= Morialta Protestant Children's Home =

Morialta Protestant Children's Home was from 1924 to 1974 a residential care facility for orphans and neglected children in South Australia. It was built for John Baker, and is now a holiday camp owned by the United Church.

==History==
"Morialta House" was built in 1847 for John Baker, who was appointed to the first Legislative Council of South Australia and succeeded Boyle Travers Finnis as Premier, but was ousted twelve days later.
His son Richard Chaffey Baker, later "Sir Richard", inherited the property in 1872, and on his death in 1911, his son John Richard Baker inherited the 17-room mansion, with numerous out-buildings including servants' quarters, all on 125 acres of rich farming land near Norton Summit.

The South Australian Protestant Federation was founded in 1917 as a virulent anti-Catholic alliance.

Following the success of the (Catholic) Orphanages of St. Vincent de Paul in Gilberton, and Goodwood Park in the State, the Federation, whose secretary was Philip Vincent Colebatch, decided to purchase "Morialta" as a Protestant home for orphan and neglected children. He was, briefly, the first Superintendent of the Home, which opened in October 1924. with accommodation for 67 children. In 1929 another wing was opened, with beds for another 42 boys in three dormitories.
By October 1932 56 boys and 37 girls were living at the Home.

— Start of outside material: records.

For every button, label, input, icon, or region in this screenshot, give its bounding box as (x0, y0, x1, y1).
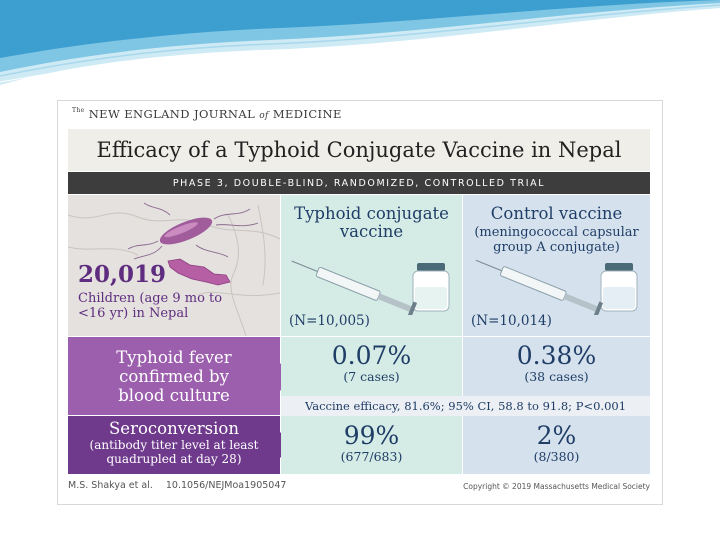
seroconversion-control-cell: 2% (8/380) (463, 416, 650, 474)
journal-of: of (259, 111, 269, 121)
typhoid-control-cases: (38 cases) (524, 369, 589, 384)
tcv-name-line1: Typhoid conjugate (294, 204, 449, 223)
seroconversion-outcome-label: Seroconversion (antibody titer level at … (68, 416, 280, 474)
trial-design-label: PHASE 3, DOUBLE-BLIND, RANDOMIZED, CONTR… (172, 177, 546, 189)
title-band: Efficacy of a Typhoid Conjugate Vaccine … (68, 129, 650, 171)
typhoid-outcome-label: Typhoid fever confirmed by blood culture (68, 337, 280, 415)
control-desc-line1: (meningococcal capsular (474, 225, 639, 240)
population-panel: 20,019 Children (age 9 mo to <16 yr) in … (68, 195, 280, 336)
control-n: (N=10,014) (471, 313, 552, 329)
citation: M.S. Shakya et al. 10.1056/NEJMoa1905047 (68, 480, 286, 491)
journal-name-part1: NEW ENGLAND JOURNAL (88, 107, 256, 121)
journal-prefix: The (72, 107, 85, 114)
seroconversion-desc-line1: (antibody titer level at least (89, 438, 259, 452)
control-group-panel: Control vaccine (meningococcal capsular … (463, 195, 650, 336)
typhoid-tcv-cases: (7 cases) (343, 369, 400, 384)
citation-doi: 10.1056/NEJMoa1905047 (165, 480, 287, 491)
decorative-swoosh (0, 0, 720, 85)
tcv-name-line2: vaccine (339, 222, 404, 241)
seroconversion-tcv-cell: 99% (677/683) (281, 416, 462, 474)
typhoid-label-line2: confirmed by (119, 366, 229, 386)
typhoid-label-line1: Typhoid fever (116, 347, 232, 367)
citation-authors: M.S. Shakya et al. (68, 480, 153, 491)
typhoid-label-line3: blood culture (118, 385, 230, 405)
tcv-group-name: Typhoid conjugate vaccine (281, 205, 462, 241)
tcv-group-panel: Typhoid conjugate vaccine (N=10,005) (281, 195, 462, 336)
vaccine-efficacy-text: Vaccine efficacy, 81.6%; 95% CI, 58.8 to… (304, 399, 627, 413)
vaccine-efficacy-bar: Vaccine efficacy, 81.6%; 95% CI, 58.8 to… (281, 396, 650, 416)
typhoid-tcv-cell: 0.07% (7 cases) (281, 337, 462, 396)
seroconversion-label: Seroconversion (109, 419, 239, 438)
tcv-n: (N=10,005) (289, 313, 370, 329)
trial-design-band: PHASE 3, DOUBLE-BLIND, RANDOMIZED, CONTR… (68, 172, 650, 194)
typhoid-tcv-rate: 0.07% (331, 341, 412, 370)
copyright: Copyright © 2019 Massachusetts Medical S… (463, 482, 650, 491)
population-desc-line1: Children (age 9 mo to (78, 291, 223, 306)
control-group-name: Control vaccine (490, 204, 623, 223)
journal-name-part2: MEDICINE (272, 107, 342, 121)
page-title: Efficacy of a Typhoid Conjugate Vaccine … (96, 138, 622, 162)
typhoid-control-rate: 0.38% (516, 341, 597, 370)
seroconversion-control-rate: 2% (536, 421, 577, 450)
syringe-vial-illustration (475, 259, 638, 315)
infographic-card: The NEW ENGLAND JOURNAL of MEDICINE Effi… (57, 100, 663, 505)
typhoid-control-cell: 0.38% (38 cases) (463, 337, 650, 396)
seroconversion-tcv-count: (677/683) (340, 449, 403, 464)
bacterium-illustration (127, 202, 259, 260)
control-group-desc: (meningococcal capsular group A conjugat… (463, 225, 650, 255)
population-description: Children (age 9 mo to <16 yr) in Nepal (78, 291, 238, 321)
syringe-vial-illustration (291, 260, 450, 315)
seroconversion-control-count: (8/380) (533, 449, 580, 464)
journal-masthead: The NEW ENGLAND JOURNAL of MEDICINE (72, 107, 342, 121)
nepal-map-illustration (68, 204, 280, 336)
population-count: 20,019 (78, 261, 167, 288)
control-desc-line2: group A conjugate) (493, 240, 620, 255)
seroconversion-desc-line2: quadrupled at day 28) (106, 452, 242, 466)
population-desc-line2: <16 yr) in Nepal (78, 306, 189, 321)
seroconversion-tcv-rate: 99% (343, 421, 400, 450)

Board of management consisted of three members, elected annually, from each of:
- S.A. Baptist Union,
- Congregational Union of S.A.,
- Presbyterian Churches in South Australia,
- Churches of Christ of S.A.,
- S.A. Protestant Federation,
- I.O.O.F. Lodge,
- Loyal Orange Institution
- Public Subscribers

Staff included a Head Gardener, to oversee the vegetable garden, orchard and dairy herd, and train the boys, who were expected to be useful as farm workers on leaving the Home. Similarly, the Matron oversaw the girls cooking, washing and mending in the expectation they would later be employed as domestic servants.
All the children attended the Norton's Summit State School.

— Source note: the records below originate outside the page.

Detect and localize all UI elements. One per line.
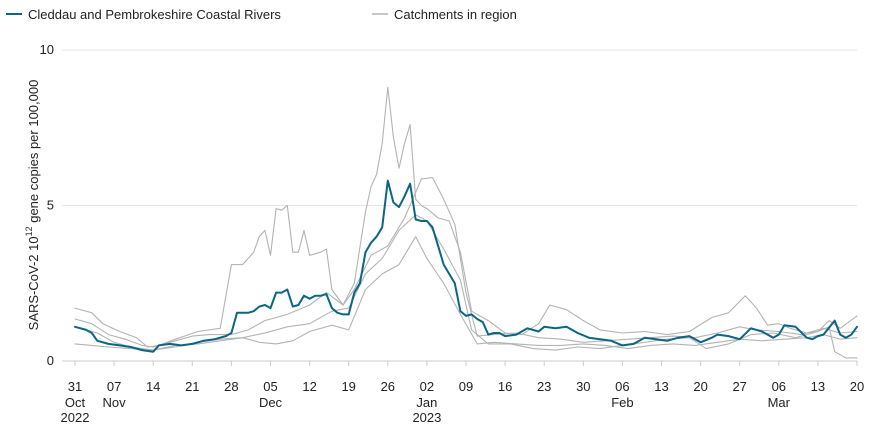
x-tick-day-label: 06	[615, 379, 629, 394]
x-tick: 19	[341, 361, 356, 394]
x-tick: 13	[811, 361, 825, 394]
series-line-region-catchment-2	[74, 176, 858, 348]
x-tick-day-label: 28	[224, 379, 238, 394]
series-line-region-catchment-1	[74, 86, 858, 348]
x-tick-day-label: 02	[420, 379, 434, 394]
x-tick: 20	[693, 361, 708, 394]
x-tick: 23	[537, 361, 551, 394]
x-tick: 30	[576, 361, 591, 394]
x-tick-year-label: 2023	[412, 410, 441, 424]
x-tick-day-label: 20	[693, 379, 707, 394]
y-axis-ticks: 0 5 10	[40, 42, 54, 368]
x-tick: 16	[498, 361, 512, 394]
x-tick-day-label: 14	[146, 379, 160, 394]
x-tick-day-label: 06	[772, 379, 786, 394]
x-tick-month-label: Nov	[103, 395, 127, 410]
y-tick-label: 0	[47, 353, 54, 368]
x-tick: 27	[732, 361, 747, 394]
x-tick-month-label: Jan	[416, 395, 437, 410]
y-axis-label-exponent: 12	[24, 226, 34, 236]
x-tick-month-label: Feb	[611, 395, 633, 410]
legend: Cleddau and Pembrokeshire Coastal Rivers…	[6, 7, 517, 22]
y-axis-label: SARS-CoV-2 1012 gene copies per 100,000	[24, 80, 41, 331]
x-tick-day-label: 13	[654, 379, 668, 394]
x-tick-year-label: 2022	[61, 410, 90, 424]
y-axis-label-prefix: SARS-CoV-2 10	[26, 236, 41, 330]
x-tick-day-label: 09	[459, 379, 473, 394]
x-tick: 20	[850, 361, 864, 394]
x-tick-day-label: 13	[811, 379, 825, 394]
x-tick-day-label: 19	[341, 379, 355, 394]
x-tick: 12	[302, 361, 317, 394]
x-tick-day-label: 07	[107, 379, 121, 394]
y-tick-label: 5	[47, 198, 54, 213]
x-tick-day-label: 21	[185, 379, 199, 394]
y-tick-label: 10	[40, 42, 54, 57]
x-tick-month-label: Mar	[768, 395, 791, 410]
x-tick: 14	[146, 361, 160, 394]
x-tick: 26	[381, 361, 395, 394]
series-line-region-catchment-4	[74, 236, 858, 351]
x-tick: 21	[185, 361, 200, 394]
x-tick-day-label: 12	[302, 379, 316, 394]
series-line-cleddau	[74, 179, 858, 353]
x-tick-month-label: Oct	[65, 395, 86, 410]
series-layer	[74, 86, 858, 359]
x-tick: 13	[654, 361, 669, 394]
x-tick-day-label: 30	[576, 379, 590, 394]
x-tick: 28	[224, 361, 239, 394]
x-tick-day-label: 05	[263, 379, 277, 394]
series-line-region-catchment-3	[74, 214, 858, 359]
x-tick-month-label: Dec	[259, 395, 283, 410]
y-axis-label-suffix: gene copies per 100,000	[26, 80, 41, 227]
x-tick-day-label: 27	[732, 379, 746, 394]
x-tick-day-label: 23	[537, 379, 551, 394]
x-tick-day-label: 20	[850, 379, 864, 394]
legend-label-primary: Cleddau and Pembrokeshire Coastal Rivers	[28, 7, 281, 22]
x-tick-day-label: 31	[68, 379, 82, 394]
x-tick: 09	[459, 361, 473, 394]
x-tick-day-label: 16	[498, 379, 512, 394]
legend-label-region: Catchments in region	[394, 7, 517, 22]
x-tick-day-label: 26	[381, 379, 395, 394]
grid	[62, 49, 857, 362]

In 1934 the annual budget was £3,500 to feed, clothe and train the children. Income was derived from sale of produce, annual fetes held at the Town Hall, and donations from individuals and organisations.

==Documentary==
In 1950 J. Campbell Dobbie (1900–1963) produced a film The Open Door on the Morialta Home.

==Current status==
The property is owned by Youth with a Mission.